各部署を取りまとめる人が必要になります。管理者は、その期の部門目標を達成するために、方針と計画を示し、部下に具体的な指示を出します。うまく行かない時は、再度方針と計画を直し、なんとか完遂に導きます。
その過程で、作業層と判断層を動かすための仕組みを作り直していきます。
この管理者層を動かす仕組みが必要になります。この管理者が担うものから、「この仕組みが、先の判断層や作業層を動かす仕組みとは、全く異なるもの」であることが解ります。
この仕組みを獲得できないと、管理者層の量産ができなくなります。その結果、多くの管理者業務を、社長が担うことになります。社長は田中、営業部長も田中、製作部長も田中、という具合にです。
少し動きが良く、気が利く人間を管理者に上げたとしても、機能することはありません。そこには明確な管理者の業務が無いのです。その人はいままで通りの作業を続けるか、または、潰れていくか(辞退・辞職)のどちらかになります。
冒頭のH社は、この2年で売上げもスタッフ数も倍になりました。
そして、いよいよ10億円を目指す段階になりました。4階層の組織づくりに取り掛かる時です。
この2年間で、作業層を動かす仕組み、判断層を機能させる仕組みを作ってきました。その成果として、判断層で3名の社員が機能し始めています。
そして、管理者層を動かす仕組みも十分とはいえないものの、完成をしています。その仕組みに、営業部長のA氏を載せる段階です。
明るく、対応も早いA氏は、お客様からの絶大な支持を得ていました。
また、部下の面倒見も良く、彼の下で若い社員が育っていきます。
そんな彼に、仕組みづくりのテーマを与えます。
「提案業務のマニュアルを作ってください。」
「見積り作成の標準化をお願いします。」
良い返事が返ってきます。しかし、進まないのです。
H社長が確認すると、「すみません、案件対応で忙しくて・・・」と返ってきます。その状況を矢田に相談しました。この段階では、通常通り「追い込み」を行います。
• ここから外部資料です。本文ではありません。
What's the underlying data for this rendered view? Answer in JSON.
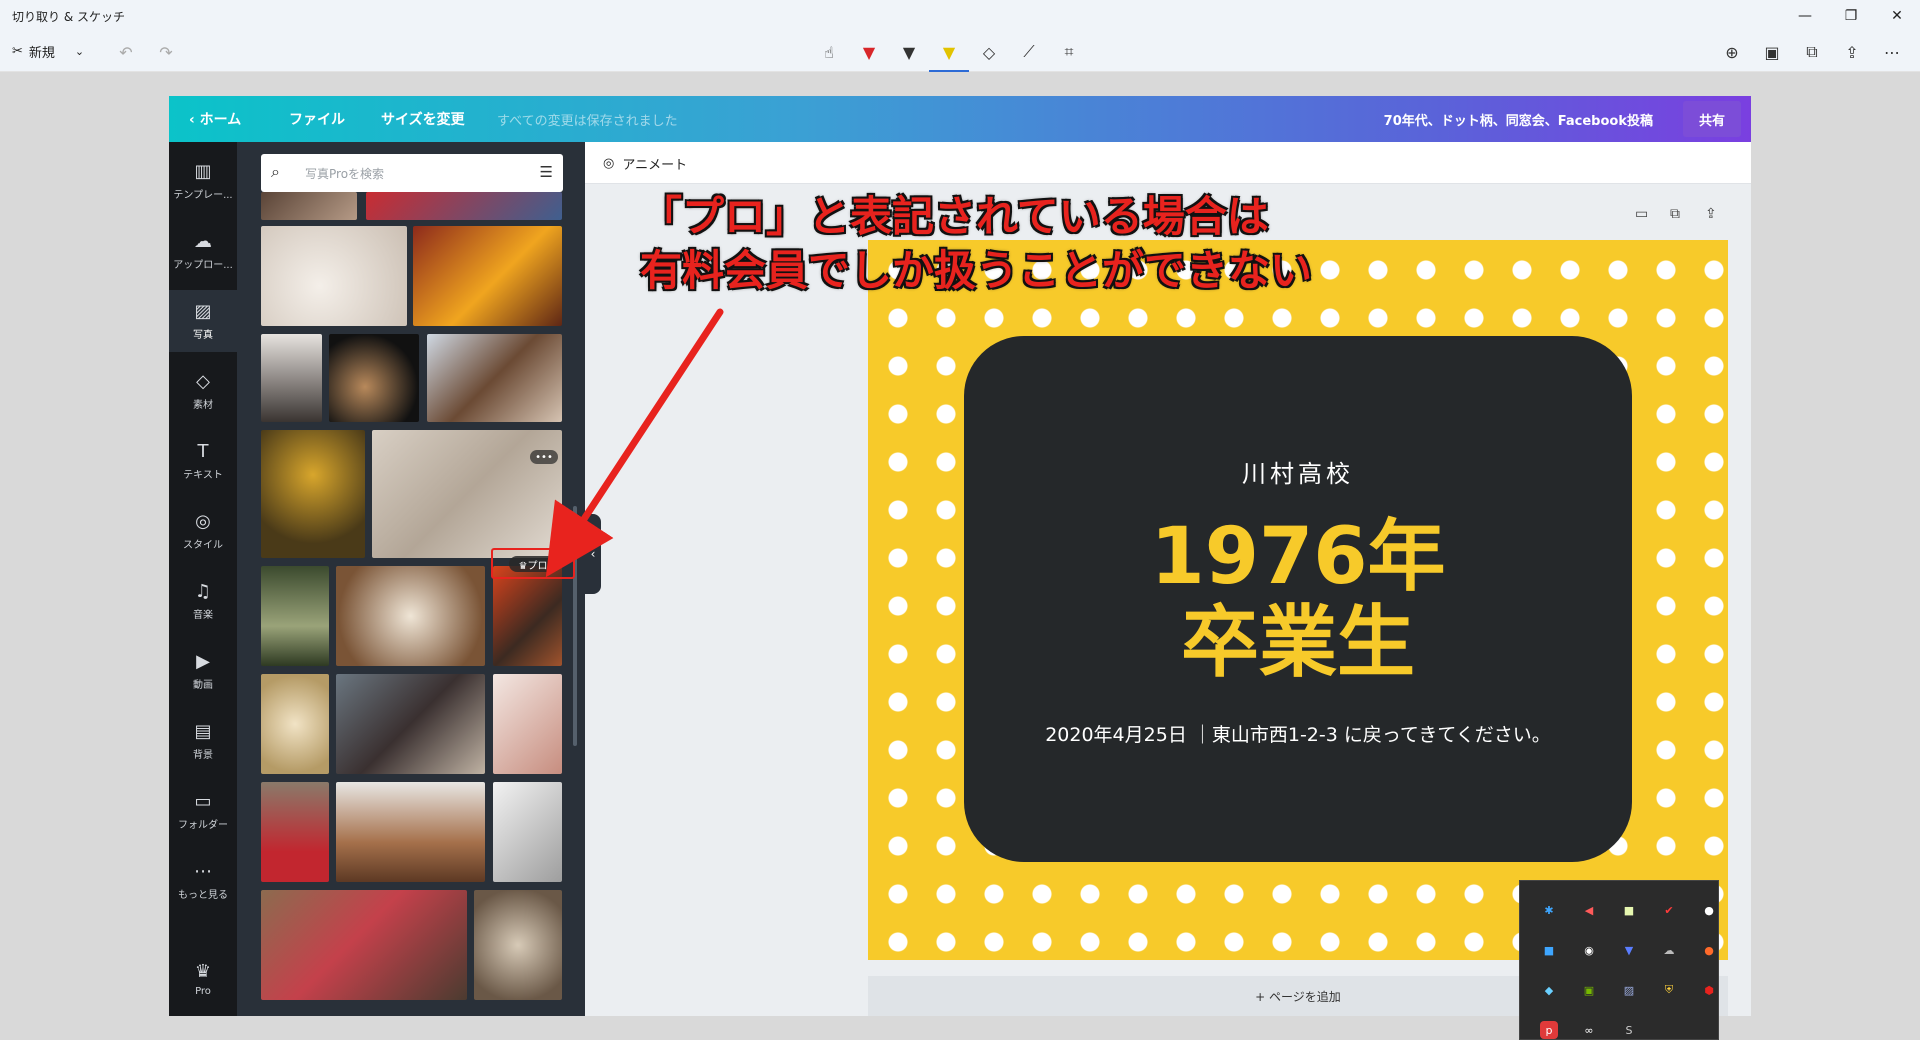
{
  "window": {
    "title": "切り取り & スケッチ",
    "new_label": "新規",
    "controls": {
      "minimize": "—",
      "restore": "❐",
      "close": "✕"
    }
  },
  "toolbar": {
    "tools": [
      "touch-writing-icon",
      "ballpoint-pen-icon",
      "pencil-icon",
      "highlighter-icon",
      "eraser-icon",
      "ruler-icon",
      "crop-icon"
    ],
    "right": [
      "zoom-icon",
      "save-icon",
      "copy-icon",
      "share-icon",
      "more-icon"
    ],
    "more_label": "⋯"
  },
  "canva": {
    "header": {
      "home": "ホーム",
      "file": "ファイル",
      "resize": "サイズを変更",
      "saved": "すべての変更は保存されました",
      "doc_name": "70年代、ドット柄、同窓会、Facebook投稿",
      "share": "共有"
    },
    "sidebar": [
      {
        "label": "テンプレー...",
        "icon": "template-icon"
      },
      {
        "label": "アップロー...",
        "icon": "upload-icon"
      },
      {
        "label": "写真",
        "icon": "photo-icon"
      },
      {
        "label": "素材",
        "icon": "elements-icon"
      },
      {
        "label": "テキスト",
        "icon": "text-icon"
      },
      {
        "label": "スタイル",
        "icon": "style-icon"
      },
      {
        "label": "音楽",
        "icon": "music-icon"
      },
      {
        "label": "動画",
        "icon": "video-icon"
      },
      {
        "label": "背景",
        "icon": "background-icon"
      },
      {
        "label": "フォルダー",
        "icon": "folder-icon"
      },
      {
        "label": "もっと見る",
        "icon": "more-icon"
      },
      {
        "label": "Pro",
        "icon": "crown-icon"
      }
    ],
    "search_placeholder": "写真Proを検索",
    "pro_badge": "♛プロ",
    "animate": "アニメート",
    "design": {
      "school": "川村高校",
      "main_line1": "1976年",
      "main_line2": "卒業生",
      "info": "2020年4月25日 ｜東山市西1-2-3 に戻ってきてください。"
    },
    "add_page": "+ ページを追加"
  },
  "annotation": {
    "line1": "「プロ」と表記されている場合は",
    "line2": "有料会員でしか扱うことができない"
  },
  "colors": {
    "accent_red": "#e8231e",
    "design_yellow": "#f7ca2a",
    "design_dark": "#25282a",
    "header_start": "#0bc3c9",
    "header_end": "#7a3fe0"
  }
}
期日を切る、進捗確認の頻度を増やすのです。
その出てくるレベルの低さにH社長は、愕然としました。そこには、数行の箇条書きの文章があるだけです。A氏の元気もなくなって来ています。
その状況をお聴きして、私は、H社長に提言しました。
「A氏には、このまま判断層として活躍していただき、仕組みづくりは適性のある社員と進めてはどうでしょうか。」
このようなケースは、少なくありません。現場で判断層として優秀な社員が、必ずしも管理者として優秀である訳ではないのです。判断層と管理者層の仕組みが全く異なるのと同様に、そこで必要となる素養も全く異なるのです。
また、A氏の年齢を確認すると、45歳とのこと。
仕組みが良くも悪くも、社員の能力や貢献度をさらけ出すことになるのです。
H社長は、答えました。
「はい、そうします。彼には現場で稼いでもらって、仕組みづくりはこちらで進めていきます。」
この取組みの中、1名の女性社員が頭角を現していました。その女性社員ともに、H社長は「管理者を動かす仕組み」を回し始めたのです。
(まとめ)
・規模の拡大と共に、2階層、3階層、4階層と組織をつくっていくこと。その時には、作業層、判断層、管理者層を動かすための仕組みを作る。
・それらは、全く別の物であり、作る仕組みも全く別物である。
・その仕組みが出来上がると、本当の社員の能力や働きが見えるようになる。
・その結果、適材適所が実現し、更に会社としての成長を加速させることができる。